Some Sony devices have actual exported MSIO API in their MemoryStick drivers which I was able to reverse engineer (and publish). Some others did not, but Sony published updates that included such API. Usually these updates came with MSIO peripherals like the MemoryStick Bluetooth adapter or the MemoryStick Camera. And some devices never had any official MSIO suport at all. I wanted to support them all, and since I had already reverse engineered how the MemoryStick Host chip (MB86189) worked, I was able to just write my own drivers, talking to it directly. This worked for some devices. Others do not have direct access to the chip, since the DSP controls it. Sony DSP is not documented, the firmware is encrypted, and the key is not known. Here, I was stuck for a while. Eventually I was able to figure out just enough to be able to send and receive raw TPCs via the DSP. This worked well on almost all devices, except the N7xx series devices. Their DSP firmware was the oldest of all (as far as I can tell) and the best bandwidth I was able to coax out of it was 176Kbit/s. Needless to say that this is not quite good enough for live video (basically what rePalm does). It works, but the quality is not great.

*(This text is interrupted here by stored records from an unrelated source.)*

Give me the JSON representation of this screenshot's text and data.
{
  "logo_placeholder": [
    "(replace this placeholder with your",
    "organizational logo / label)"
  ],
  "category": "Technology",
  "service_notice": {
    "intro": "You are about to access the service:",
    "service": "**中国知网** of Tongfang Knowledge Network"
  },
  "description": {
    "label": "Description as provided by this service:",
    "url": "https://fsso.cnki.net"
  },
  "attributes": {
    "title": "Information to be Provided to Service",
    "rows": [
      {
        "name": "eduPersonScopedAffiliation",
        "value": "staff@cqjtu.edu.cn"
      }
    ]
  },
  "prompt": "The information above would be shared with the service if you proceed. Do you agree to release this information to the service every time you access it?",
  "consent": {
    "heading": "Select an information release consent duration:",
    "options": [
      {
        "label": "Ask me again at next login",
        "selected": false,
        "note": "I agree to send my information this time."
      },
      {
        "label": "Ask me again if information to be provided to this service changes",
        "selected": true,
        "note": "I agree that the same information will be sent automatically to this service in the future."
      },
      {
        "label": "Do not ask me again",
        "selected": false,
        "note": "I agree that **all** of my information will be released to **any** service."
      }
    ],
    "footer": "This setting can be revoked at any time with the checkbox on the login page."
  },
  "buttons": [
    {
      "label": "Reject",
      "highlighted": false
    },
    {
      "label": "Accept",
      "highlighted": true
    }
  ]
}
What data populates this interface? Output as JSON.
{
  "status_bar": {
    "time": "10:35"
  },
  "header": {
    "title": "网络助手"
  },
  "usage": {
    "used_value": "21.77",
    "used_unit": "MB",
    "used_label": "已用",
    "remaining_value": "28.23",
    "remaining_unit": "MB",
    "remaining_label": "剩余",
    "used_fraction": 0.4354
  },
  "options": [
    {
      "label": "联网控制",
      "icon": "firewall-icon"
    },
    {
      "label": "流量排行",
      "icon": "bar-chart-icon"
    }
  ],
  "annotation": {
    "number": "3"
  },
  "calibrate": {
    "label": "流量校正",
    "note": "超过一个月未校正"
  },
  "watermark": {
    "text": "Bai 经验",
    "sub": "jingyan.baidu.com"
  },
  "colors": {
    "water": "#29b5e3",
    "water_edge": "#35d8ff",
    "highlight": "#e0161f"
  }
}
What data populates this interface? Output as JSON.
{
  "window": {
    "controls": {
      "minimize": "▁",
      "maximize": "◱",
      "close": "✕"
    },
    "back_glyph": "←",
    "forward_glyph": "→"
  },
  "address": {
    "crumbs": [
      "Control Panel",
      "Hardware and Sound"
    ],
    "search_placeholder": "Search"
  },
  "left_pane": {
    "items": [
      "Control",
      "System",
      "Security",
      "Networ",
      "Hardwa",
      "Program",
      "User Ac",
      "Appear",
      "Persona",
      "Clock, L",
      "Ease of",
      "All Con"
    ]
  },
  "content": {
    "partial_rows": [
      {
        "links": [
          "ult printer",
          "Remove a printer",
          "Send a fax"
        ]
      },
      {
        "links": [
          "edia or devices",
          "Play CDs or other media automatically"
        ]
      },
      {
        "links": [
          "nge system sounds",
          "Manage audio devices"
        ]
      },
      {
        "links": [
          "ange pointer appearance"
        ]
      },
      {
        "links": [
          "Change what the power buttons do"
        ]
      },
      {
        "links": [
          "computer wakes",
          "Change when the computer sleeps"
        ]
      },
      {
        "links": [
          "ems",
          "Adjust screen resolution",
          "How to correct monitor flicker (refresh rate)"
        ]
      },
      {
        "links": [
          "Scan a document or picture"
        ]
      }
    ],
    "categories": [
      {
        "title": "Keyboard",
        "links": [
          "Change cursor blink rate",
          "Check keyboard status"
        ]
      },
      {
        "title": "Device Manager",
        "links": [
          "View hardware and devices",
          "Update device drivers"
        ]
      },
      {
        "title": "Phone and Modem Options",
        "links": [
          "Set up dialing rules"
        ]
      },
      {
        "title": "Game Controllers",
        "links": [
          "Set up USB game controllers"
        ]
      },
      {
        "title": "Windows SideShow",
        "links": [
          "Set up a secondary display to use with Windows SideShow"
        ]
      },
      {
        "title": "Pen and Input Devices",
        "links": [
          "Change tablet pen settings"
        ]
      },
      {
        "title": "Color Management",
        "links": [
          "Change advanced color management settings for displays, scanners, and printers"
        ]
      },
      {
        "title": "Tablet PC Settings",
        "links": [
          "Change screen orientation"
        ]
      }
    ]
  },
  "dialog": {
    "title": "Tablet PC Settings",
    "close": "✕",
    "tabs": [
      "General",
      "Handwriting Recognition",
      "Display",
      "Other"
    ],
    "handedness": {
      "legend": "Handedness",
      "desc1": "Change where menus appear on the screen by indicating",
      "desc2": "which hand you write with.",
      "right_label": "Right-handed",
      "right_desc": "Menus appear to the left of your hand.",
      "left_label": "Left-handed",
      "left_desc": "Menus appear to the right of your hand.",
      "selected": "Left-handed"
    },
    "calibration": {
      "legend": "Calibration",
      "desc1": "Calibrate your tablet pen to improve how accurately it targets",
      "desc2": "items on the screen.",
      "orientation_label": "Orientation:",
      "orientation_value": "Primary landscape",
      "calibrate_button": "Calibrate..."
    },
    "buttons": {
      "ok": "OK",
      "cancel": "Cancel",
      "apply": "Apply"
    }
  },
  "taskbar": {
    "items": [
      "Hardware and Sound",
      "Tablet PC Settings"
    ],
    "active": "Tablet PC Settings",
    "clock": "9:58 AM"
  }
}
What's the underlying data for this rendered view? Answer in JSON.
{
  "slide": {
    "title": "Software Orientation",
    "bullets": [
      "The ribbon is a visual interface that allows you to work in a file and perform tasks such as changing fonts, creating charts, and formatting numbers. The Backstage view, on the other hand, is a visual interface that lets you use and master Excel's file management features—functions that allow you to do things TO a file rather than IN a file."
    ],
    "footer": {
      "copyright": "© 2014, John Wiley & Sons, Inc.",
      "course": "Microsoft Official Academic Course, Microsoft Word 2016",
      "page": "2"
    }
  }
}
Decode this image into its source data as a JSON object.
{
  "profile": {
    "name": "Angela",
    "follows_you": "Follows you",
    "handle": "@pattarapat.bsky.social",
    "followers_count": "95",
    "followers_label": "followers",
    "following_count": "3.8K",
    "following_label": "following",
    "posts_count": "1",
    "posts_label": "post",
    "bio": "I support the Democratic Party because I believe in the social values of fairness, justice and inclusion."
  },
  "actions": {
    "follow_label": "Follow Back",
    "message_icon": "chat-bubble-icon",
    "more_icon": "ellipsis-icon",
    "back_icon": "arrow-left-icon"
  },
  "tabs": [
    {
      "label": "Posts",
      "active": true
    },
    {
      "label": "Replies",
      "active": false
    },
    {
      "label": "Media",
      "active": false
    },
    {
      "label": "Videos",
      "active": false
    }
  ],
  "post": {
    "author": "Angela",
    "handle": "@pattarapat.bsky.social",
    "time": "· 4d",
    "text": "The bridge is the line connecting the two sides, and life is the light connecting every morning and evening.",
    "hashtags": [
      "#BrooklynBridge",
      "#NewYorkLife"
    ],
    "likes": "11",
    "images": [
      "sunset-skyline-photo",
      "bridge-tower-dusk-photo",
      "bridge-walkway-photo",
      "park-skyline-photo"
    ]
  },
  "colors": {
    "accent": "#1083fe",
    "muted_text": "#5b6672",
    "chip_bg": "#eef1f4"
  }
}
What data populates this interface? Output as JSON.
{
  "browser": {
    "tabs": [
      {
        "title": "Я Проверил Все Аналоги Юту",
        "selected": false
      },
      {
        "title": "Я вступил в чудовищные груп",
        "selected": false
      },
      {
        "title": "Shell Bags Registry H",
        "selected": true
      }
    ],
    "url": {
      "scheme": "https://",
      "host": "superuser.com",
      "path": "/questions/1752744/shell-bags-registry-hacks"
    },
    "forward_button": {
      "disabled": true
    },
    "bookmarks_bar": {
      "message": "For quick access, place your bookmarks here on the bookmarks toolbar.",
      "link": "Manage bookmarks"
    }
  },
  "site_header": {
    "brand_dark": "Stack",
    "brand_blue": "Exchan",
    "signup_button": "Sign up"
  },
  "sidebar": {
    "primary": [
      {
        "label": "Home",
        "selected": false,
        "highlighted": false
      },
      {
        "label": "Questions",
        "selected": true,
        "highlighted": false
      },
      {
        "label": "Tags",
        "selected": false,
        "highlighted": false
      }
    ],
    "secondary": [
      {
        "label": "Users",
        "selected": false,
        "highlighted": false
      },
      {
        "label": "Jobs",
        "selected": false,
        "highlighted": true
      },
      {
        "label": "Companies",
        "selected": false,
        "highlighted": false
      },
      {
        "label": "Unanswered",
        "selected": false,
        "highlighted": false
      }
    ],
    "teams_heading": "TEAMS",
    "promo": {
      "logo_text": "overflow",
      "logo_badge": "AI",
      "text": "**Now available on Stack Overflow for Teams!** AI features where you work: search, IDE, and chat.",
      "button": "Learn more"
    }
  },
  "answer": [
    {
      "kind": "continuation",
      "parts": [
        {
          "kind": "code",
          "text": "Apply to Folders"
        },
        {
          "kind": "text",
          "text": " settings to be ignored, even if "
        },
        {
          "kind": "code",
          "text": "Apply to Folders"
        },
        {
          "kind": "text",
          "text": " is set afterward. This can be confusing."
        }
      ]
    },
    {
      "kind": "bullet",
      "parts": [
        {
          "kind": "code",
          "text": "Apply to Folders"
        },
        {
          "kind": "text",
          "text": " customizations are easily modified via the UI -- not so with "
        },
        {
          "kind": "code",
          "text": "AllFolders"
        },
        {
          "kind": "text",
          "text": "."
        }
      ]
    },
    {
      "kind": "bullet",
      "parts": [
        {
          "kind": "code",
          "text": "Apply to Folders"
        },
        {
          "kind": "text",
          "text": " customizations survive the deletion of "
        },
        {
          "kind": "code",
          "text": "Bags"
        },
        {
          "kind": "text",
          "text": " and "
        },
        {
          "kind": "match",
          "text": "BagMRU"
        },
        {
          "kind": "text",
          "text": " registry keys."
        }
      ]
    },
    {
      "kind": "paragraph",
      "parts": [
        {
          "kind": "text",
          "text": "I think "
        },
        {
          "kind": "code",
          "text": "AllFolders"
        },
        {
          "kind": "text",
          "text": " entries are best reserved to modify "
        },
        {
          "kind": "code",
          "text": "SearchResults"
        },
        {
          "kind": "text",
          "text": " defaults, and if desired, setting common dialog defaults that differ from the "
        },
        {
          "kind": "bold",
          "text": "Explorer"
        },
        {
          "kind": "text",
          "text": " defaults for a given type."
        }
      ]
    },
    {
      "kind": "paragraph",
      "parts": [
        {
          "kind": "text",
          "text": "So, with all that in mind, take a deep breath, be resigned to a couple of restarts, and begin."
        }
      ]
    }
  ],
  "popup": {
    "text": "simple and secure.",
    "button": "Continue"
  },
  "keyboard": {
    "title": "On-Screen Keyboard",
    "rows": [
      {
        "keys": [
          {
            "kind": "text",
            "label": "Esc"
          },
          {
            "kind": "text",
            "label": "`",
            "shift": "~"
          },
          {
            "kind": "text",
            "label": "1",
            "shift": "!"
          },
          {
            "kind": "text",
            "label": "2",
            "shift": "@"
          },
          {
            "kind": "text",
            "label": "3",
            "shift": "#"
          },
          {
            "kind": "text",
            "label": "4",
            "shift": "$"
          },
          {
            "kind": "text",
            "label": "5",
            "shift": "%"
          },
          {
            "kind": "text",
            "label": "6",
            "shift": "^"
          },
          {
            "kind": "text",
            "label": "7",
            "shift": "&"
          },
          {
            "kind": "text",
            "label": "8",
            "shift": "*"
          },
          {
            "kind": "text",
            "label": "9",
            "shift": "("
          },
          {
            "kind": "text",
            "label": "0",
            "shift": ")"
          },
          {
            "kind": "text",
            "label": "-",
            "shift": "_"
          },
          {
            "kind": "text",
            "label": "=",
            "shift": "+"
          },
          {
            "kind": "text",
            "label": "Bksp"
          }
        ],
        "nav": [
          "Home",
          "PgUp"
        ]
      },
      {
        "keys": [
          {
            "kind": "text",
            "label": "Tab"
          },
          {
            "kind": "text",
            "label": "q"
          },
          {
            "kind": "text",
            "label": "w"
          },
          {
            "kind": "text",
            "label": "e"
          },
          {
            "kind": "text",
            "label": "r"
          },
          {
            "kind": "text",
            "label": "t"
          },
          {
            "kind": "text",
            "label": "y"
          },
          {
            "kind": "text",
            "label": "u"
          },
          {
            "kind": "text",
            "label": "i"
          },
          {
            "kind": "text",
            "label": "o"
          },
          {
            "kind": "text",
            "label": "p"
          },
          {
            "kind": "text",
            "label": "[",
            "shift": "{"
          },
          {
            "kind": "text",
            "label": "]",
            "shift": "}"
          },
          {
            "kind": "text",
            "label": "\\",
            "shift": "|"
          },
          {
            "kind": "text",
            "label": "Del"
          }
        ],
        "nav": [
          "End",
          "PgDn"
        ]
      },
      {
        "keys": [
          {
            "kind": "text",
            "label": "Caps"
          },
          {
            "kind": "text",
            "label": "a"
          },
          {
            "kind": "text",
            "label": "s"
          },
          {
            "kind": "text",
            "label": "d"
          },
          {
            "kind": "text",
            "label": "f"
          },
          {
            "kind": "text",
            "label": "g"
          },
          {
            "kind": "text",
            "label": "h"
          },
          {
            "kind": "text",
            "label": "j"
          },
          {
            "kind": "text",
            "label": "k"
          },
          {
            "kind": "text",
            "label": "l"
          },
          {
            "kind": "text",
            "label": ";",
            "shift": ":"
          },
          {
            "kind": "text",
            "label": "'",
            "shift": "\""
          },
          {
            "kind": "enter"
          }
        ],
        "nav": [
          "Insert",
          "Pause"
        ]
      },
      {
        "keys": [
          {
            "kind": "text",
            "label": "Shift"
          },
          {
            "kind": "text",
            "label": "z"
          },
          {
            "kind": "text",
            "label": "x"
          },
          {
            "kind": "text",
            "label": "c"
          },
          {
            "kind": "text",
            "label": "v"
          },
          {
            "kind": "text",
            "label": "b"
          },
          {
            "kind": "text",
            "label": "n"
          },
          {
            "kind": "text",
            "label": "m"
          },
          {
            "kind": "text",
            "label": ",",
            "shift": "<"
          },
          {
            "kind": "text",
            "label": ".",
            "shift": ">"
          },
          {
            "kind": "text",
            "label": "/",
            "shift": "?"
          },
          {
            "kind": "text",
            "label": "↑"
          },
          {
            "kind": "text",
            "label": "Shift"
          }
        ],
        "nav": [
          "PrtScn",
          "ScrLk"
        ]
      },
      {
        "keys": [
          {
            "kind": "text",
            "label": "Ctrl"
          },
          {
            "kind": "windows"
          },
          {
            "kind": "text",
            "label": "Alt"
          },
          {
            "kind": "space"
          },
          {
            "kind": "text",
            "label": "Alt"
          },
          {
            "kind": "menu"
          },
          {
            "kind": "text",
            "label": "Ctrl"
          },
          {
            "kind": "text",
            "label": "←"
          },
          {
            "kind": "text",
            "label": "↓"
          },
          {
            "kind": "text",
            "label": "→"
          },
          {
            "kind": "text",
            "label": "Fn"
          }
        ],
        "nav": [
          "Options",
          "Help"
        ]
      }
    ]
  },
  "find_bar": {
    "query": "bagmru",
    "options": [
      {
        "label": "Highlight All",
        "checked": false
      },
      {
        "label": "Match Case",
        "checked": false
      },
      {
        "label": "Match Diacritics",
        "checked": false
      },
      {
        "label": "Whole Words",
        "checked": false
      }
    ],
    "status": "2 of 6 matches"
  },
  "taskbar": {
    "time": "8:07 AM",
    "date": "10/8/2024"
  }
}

As MSIO allows transfers of no more than 512 bytes per transfer, transferring screen image data is complex. The same compression is used here as was used in reSpring. Even then, performance varies based on the device and screen configuration. On low-resolution devices, everything is fast. On high-resolution ones (except N7xx), 35 FPS is reachable in 16bits-per-pixel mode. It is faster on greyscale devices. The lone PalmOS 4 HiRes+ device (NR70V) lags behind at around 20FPS. This is because there is simply so much data to transfer each frame - 300KB.

Other loose ends

Curiously, it seems that Asus licensed the MemoryStick IP from Sony, so the Asus PalmOS devices (s10 and s60 families) also use MemoryStick. I added support for them. For each device, I wired up as much as possible to rePalm. Devices with a LED have it wired to the attention manager, devices with the vibrate motor have that wired up as well. Sound is a bit more complex. Some of these devices had a DSP for MP3 decoding, but the ability to play raw sampled sound is limited, since 68K was unlikely to be able to do it fast enough anyways. There exists a sony API to play 8KHz 4-bits-per-sapme ADPCM. I considered wiring that up to the sound output of rePalm, but did not get around to it. It is likely not worth it as the quality will be atrocious. I did consider the alternative - have rePalm encode its output as MP3, and somehow find a way to feed that to the DSP, but I was stymied in my efforts. In most of the devices, the DSP firmware reads the MP3 file directly from the MemoryStick, bypassing the OS entirely, leading me to believe that I may not find a way to inject MP3 data even if I made it.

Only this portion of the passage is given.